A primeira mudança significativa ocorreu com o início de um conflito armado em 28 de fevereiro de 2026, quando Israel e Estados Unidos lançaram ataques coordenados contra o Irã. Este conflito gerou um choque energético global, afetando a dinâmica do mercado de energia. Simultaneamente, a China aprovou seu 15º Plano Quinquenal, que abrange o período de 2026 a 2030, focando exatamente nos setores que a crise energética tornou essenciais. O terceiro fator que contribui para essa nova realidade é a descoberta feita pelos Estados Unidos de que sua base industrial-militar depende fortemente de insumos que vêm, de forma direta ou indireta, da China.

Com isso, a discussão passou de se a China superaria os Estados Unidos para quando isso ocorrerá. O estudo do HSBC foi claro ao afirmar que 19 das 30 maiores economias do mundo em 2050 seriam países que hoje são considerados emergentes. A China e a Índia se destacariam como as maiores economias globais, enquanto nações como México, Turquia, Indonésia, Egito, Malásia, Tailândia, Colômbia e Venezuela também apresentariam avanços significativos.

As taxas de crescimento projetadas pelo HSBC revelam a magnitude dessa transformação: a China teria um crescimento de 6,5% ao ano entre 2010 e 2020, 5,7% entre 2020 e 2030, 5,1% entre 2030 e 2040 e 4,6% entre 2040 e 2050. Em contraste, os Estados Unidos oscilaram entre 0,6% e 1,8% no mesmo período. Contudo, o HSBC fez uma ressalva importante: até 2050, as mudanças na economia global estariam apenas começando. Apesar de a renda per capita da China ter aumentado sete vezes, ela ainda representaria apenas 32% da renda per capita americana, indicando que a superação no total viria antes da melhoria no padrão de vida.

As previsões do HSBC foram baseadas em um contexto de relativa estabilidade global. Entretanto, a guerra no Irã muda essa realidade de forma significativa, favorecendo a China. Atualmente, a China é uma exportadora líquida de petróleo refinado e possui uma reserva estratégica de 1,3 bilhão de barris, suficiente para três meses de consumo interno. Isso permite que o governo chinês ofereça estabilidade de preços para os fabricantes locais, criando uma vantagem competitiva sem precedentes.

Por outro lado, países sem reservas estratégicas enfrentam desafios sérios. O Banco Central Europeu já alertou que um conflito prolongado pode levar a um período de estagflação, forçando economias dependentes de energia, como Alemanha e Itália, a uma recessão técnica até o final de 2026. Isso impacta negativamente o PIB global, diminuindo a referência contra a qual a participação chinesa é medida.

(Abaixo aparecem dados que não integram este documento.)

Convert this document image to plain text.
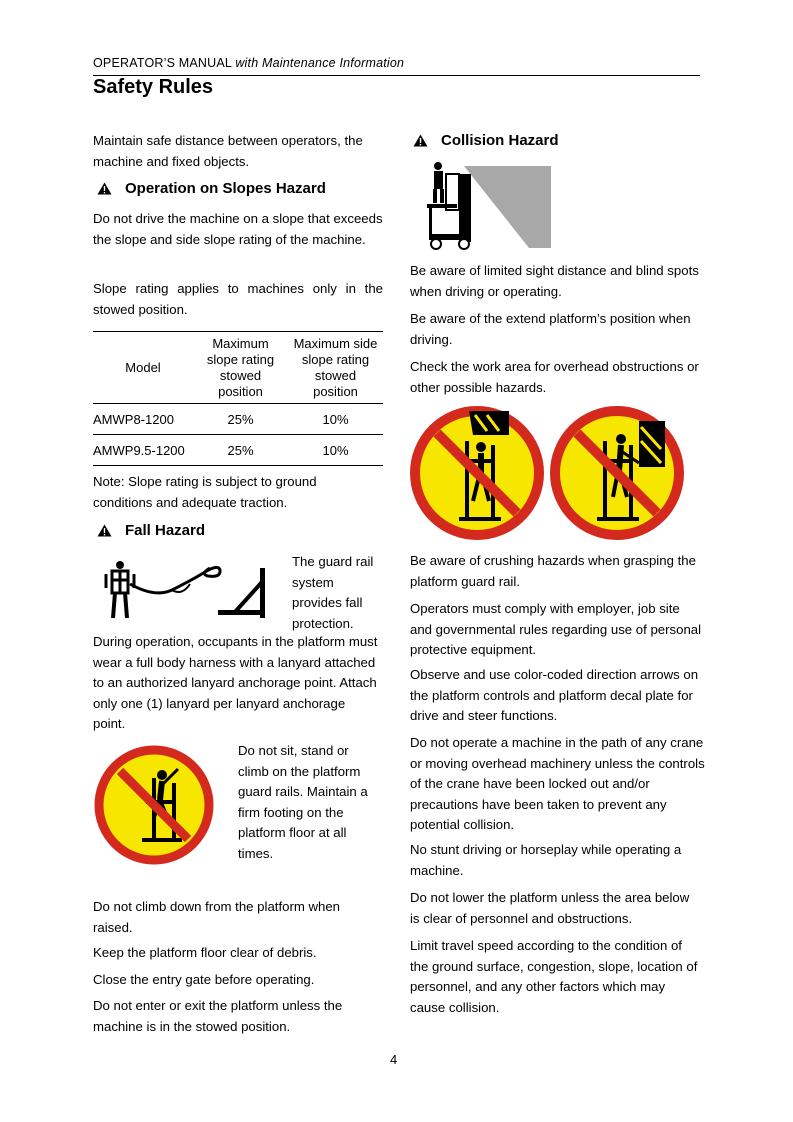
OPERATOR’S MANUAL with Maintenance Information
Safety Rules

Maintain safe distance between operators, the machine and fixed objects.

Operation on Slopes Hazard

Do not drive the machine on a slope that exceeds the slope and side slope rating of the machine.

Slope rating applies to machines only in the stowed position.

Model	Maximum
slope rating
stowed
position	Maximum side
slope rating
stowed
position
AMWP8-1200	25%	10%
AMWP9.5-1200	25%	10%

Note: Slope rating is subject to ground conditions and adequate traction.

Fall Hazard
The guard rail
system
provides fall
protection.

During operation, occupants in the platform must wear a full body harness with a lanyard attached to an authorized lanyard anchorage point. Attach only one (1) lanyard per lanyard anchorage point.

Do not sit, stand or
climb on the platform
guard rails. Maintain a
firm footing on the
platform floor at all
times.

Do not climb down from the platform when raised.

Keep the platform floor clear of debris.

Close the entry gate before operating.

Do not enter or exit the platform unless the machine is in the stowed position.

Collision Hazard

Be aware of limited sight distance and blind spots when driving or operating.

Be aware of the extend platform’s position when driving.

Check the work area for overhead obstructions or other possible hazards.

Be aware of crushing hazards when grasping the platform guard rail.

Operators must comply with employer, job site and governmental rules regarding use of personal protective equipment.

Observe and use color-coded direction arrows on the platform controls and platform decal plate for drive and steer functions.

Do not operate a machine in the path of any crane or moving overhead machinery unless the controls of the crane have been locked out and/or precautions have been taken to prevent any potential collision.

No stunt driving or horseplay while operating a machine.

Do not lower the platform unless the area below is clear of personnel and obstructions.

Limit travel speed according to the condition of the ground surface, congestion, slope, location of personnel, and any other factors which may cause collision.

4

No que diz respeito ao poder bélico, observou-se que, nas primeiras 72 horas da Operação Fúria Épica, a Marinha americana utilizou 400 mísseis Tomahawk, o que representa 10% do total disponível. Como os Estados Unidos produzem cerca de 90 unidades desse tipo anualmente, repor os mísseis disparados levará aproximadamente quatro anos e meio. A guerra está esvaziando os arsenais ocidentais, ao mesmo tempo em que preserva os estoques chineses.

Adicionalmente, a China controla cerca de 98% do gálio, um mineral crítico para radares e sistemas de guiagem dos Estados Unidos. Essa situação expõe uma vulnerabilidade que, de acordo com analistas, confere à China um poder de veto sobre a cadeia de defesa americana.

O 15º Plano Quinquenal da China não é um documento genérico; trata-se de um roteiro estratégico voltado para a dominação da economia do século XXI. A guerra no Irã, por sua vez, valida e acelera a implementação desse plano. As diretrizes do 15º Plano deixam claro que a China vê as mudanças climáticas não apenas como um fator ambiental, mas como um eixo central na disputa por poder econômico, tecnológico e geopolítico.

Os investimentos globais em tecnologias limpas ultrapassaram US$ 1,8 trilhão em 2023, superando pela primeira vez os gastos com combustíveis fósseis. Espera-se que esse montante chegue a US$ 2,2 trilhões em 2025. A China é responsável por 80% da produção de painéis solares, 70% das baterias de lítio e mais da metade das turbinas eólicas em todo o mundo. A capacidade instalada de energia renovável na China alcançou 2,09 bilhões de kW em maio de 2025, mais que o dobro do registrado ao final do 13º Plano. O investimento em pesquisa e desenvolvimento totalizou 3,6 trilhões de yuans (cerca de US$ 500 bilhões) em 2024, e a frota de veículos elétricos no país atingiu 31,4 milhões de unidades no mesmo ano.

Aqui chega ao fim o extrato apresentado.